Champions League: stanotte si farà la storia, a Berlino
di Mattia Grigolo
Io sono nato nel 1982, meno di tre mesi prima che la Nazionale di Bearzot alzasse la Coppa del Mondo. Quel giorno ad essere sconfitta fu la Germania Ovest, con le reti di Rossi, Tardelli e Altobelli. Il mondiale si tenne in Spagna. Sono coincidenze, oppure non lo sono, perché – in fondo, ma veramente in fondo – le coincidenze non sono altro che un concetto che usiamo per legarci a qualcosa che, in altro modo, ci terrebbe lontani. E noi, diciamocelo, non siamo avvezzi a stare “lontano da qualcosa”. Come, per esempio, dalla squadra del cuore.
Quella mia personalissima coincidenza, vuole che stasera, all’Olympianstadion di Berlino, si affrontino la Juventus e il Barcellona, per la finale di Champions League, la competizione più ambita del calcio europeo. C’è l’Italia a cercare di saltare l’ultimo ostacolo, come già successe all’Inter di Mourinho, quella del triplete. Anche in quel caso posso citarvi una mezza coincidenza: L’Inter vinse contro il Borussia Dortmund (squadra tedesca), al Santiago Bernabéu, campo neutro di Madrid (Spagna) dopo essere passata, in una semifinale da eroi, proprio contro il Barcellona. Ancora Germania, ancora Spagna. Ancora Italia.
La Juventus, quindi. E il Barcellona, quello temibilissimo di Messi, il folletto che, nella finale di Copa del Rey di meno di dieci giorni fa, lancia un messaggio chiarissimo agli avversari, confezionando un gol che rimarrà sicuramente negli almanacchi del calcio.
Perché è di questo che stiamo parlando: della storia. La storia che si fa con le vittorie e con le sconfitte, con il sudore, ma è questo, chiaro e semplice, fuori dagli schemi e dagli scandali di un calcio malato, troppo ricco, che ha venduto l’anima ad un sistema corrotto.
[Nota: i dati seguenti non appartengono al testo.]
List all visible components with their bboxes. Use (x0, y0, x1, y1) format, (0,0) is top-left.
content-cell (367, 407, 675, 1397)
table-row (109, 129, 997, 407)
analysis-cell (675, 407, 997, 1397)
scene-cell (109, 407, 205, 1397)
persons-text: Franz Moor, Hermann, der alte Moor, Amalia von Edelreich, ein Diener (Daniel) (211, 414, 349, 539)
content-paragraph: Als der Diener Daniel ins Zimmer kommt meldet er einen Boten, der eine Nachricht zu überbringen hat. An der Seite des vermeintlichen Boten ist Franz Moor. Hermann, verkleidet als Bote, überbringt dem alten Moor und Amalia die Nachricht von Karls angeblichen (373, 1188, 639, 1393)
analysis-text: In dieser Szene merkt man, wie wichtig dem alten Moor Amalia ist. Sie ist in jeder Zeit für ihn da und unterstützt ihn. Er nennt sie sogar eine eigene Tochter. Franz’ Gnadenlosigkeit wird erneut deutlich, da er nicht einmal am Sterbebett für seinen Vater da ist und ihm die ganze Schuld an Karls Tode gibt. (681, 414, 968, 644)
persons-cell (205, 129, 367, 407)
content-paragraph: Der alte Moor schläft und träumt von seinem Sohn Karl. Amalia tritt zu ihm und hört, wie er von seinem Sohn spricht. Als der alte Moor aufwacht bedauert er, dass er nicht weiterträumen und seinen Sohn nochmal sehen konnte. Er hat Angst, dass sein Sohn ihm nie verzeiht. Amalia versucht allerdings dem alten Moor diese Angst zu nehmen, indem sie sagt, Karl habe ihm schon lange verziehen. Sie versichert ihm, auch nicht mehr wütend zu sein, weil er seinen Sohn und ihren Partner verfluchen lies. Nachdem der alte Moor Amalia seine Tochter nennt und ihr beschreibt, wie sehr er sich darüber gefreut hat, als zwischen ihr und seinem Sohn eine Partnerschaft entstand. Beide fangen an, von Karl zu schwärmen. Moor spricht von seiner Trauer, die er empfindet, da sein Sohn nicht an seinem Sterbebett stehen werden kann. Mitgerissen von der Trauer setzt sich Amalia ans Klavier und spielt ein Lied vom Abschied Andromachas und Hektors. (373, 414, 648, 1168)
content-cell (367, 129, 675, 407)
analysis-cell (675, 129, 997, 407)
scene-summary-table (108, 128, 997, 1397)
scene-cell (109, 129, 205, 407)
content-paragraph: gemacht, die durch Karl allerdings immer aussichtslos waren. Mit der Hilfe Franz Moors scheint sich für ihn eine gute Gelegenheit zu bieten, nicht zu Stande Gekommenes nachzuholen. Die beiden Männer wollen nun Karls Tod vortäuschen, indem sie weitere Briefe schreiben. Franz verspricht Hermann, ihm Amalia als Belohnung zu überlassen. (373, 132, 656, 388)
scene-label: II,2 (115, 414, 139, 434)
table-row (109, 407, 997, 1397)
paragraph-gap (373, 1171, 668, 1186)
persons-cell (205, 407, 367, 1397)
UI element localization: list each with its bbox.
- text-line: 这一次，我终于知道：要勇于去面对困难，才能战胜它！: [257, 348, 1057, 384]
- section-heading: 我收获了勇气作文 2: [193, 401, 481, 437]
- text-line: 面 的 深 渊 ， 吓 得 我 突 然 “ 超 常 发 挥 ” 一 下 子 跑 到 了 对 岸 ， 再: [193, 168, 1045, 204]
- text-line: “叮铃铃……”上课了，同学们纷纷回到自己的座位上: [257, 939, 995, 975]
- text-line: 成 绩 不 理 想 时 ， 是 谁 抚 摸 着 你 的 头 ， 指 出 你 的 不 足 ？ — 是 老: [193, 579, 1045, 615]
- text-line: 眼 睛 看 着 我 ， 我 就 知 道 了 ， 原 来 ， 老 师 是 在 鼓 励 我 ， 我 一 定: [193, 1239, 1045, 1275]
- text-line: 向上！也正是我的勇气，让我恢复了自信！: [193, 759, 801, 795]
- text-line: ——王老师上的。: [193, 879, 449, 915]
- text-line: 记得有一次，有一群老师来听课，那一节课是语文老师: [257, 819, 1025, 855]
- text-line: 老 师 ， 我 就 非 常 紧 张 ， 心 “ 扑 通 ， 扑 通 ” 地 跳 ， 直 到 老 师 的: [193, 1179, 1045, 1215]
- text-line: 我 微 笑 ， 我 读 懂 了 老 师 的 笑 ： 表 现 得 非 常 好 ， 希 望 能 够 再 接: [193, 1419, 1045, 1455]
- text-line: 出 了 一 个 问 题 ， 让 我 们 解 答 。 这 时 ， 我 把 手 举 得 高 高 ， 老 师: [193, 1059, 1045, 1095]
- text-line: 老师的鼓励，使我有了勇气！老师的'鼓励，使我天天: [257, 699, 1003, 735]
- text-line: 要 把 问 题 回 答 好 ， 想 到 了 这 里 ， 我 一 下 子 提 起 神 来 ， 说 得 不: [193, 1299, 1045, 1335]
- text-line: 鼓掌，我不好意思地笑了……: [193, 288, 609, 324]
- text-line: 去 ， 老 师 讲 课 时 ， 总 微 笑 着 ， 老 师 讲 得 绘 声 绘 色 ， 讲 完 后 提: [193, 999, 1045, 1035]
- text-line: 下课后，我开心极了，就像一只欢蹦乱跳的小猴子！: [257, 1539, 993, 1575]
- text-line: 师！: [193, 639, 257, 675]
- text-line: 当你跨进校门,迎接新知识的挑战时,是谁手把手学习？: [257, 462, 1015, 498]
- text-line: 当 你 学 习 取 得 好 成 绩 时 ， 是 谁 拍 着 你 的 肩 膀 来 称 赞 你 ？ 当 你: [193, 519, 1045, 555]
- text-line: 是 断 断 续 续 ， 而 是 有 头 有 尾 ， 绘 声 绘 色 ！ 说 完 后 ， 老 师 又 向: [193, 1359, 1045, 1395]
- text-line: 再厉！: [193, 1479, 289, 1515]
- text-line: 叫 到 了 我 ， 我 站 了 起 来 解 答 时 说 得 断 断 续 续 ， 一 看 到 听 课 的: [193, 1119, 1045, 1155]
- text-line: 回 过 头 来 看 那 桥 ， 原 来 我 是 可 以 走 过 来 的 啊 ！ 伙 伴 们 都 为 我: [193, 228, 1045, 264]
Fuori dall’antidoping, fuori dagli autografi, dalle scommesse, dai miliardi, dalle diffide. Fuori, rimangono i tifosi, quelli che ho visto ieri all’aeroporto di Linate, a Milano, perché il calcio è il nostro sport, la nostra fede, di noi italiani che ce lo portiamo dentro da quando siamo nati, dalle notti magiche delle vittorie a quelle drammatiche delle sconfitte.
Restano lì, fuori dalle dinamiche di un mercato marcio, quelli che salgono sull’aereo anche se sono terrorizzati, anche se non l’hanno preso mai un’aereo, e lo fanno per la loro squadra. Restano fuori i bambini che si presentano al check in con la maglia bianconera oppure rossoblu, e già me li vedo, sulle gradinate dell’Olympianstadion, a prendersi, forse per la prima volta, quella stessa incredibile emozione che io ho provato la prima volta che sono entrato allo stadio Meazza, stringendo la mano di mio padre.
Restano lì, quelli che vinceranno e quelli che perderanno, restano lì, lontano dai serpenti, dove il gioco del calcio resta magico, una tradizione e una fede che scorre con la storia.
Quella stessa storia che si farà, anche stanotte. In un modo o nell’altro, a Berlino.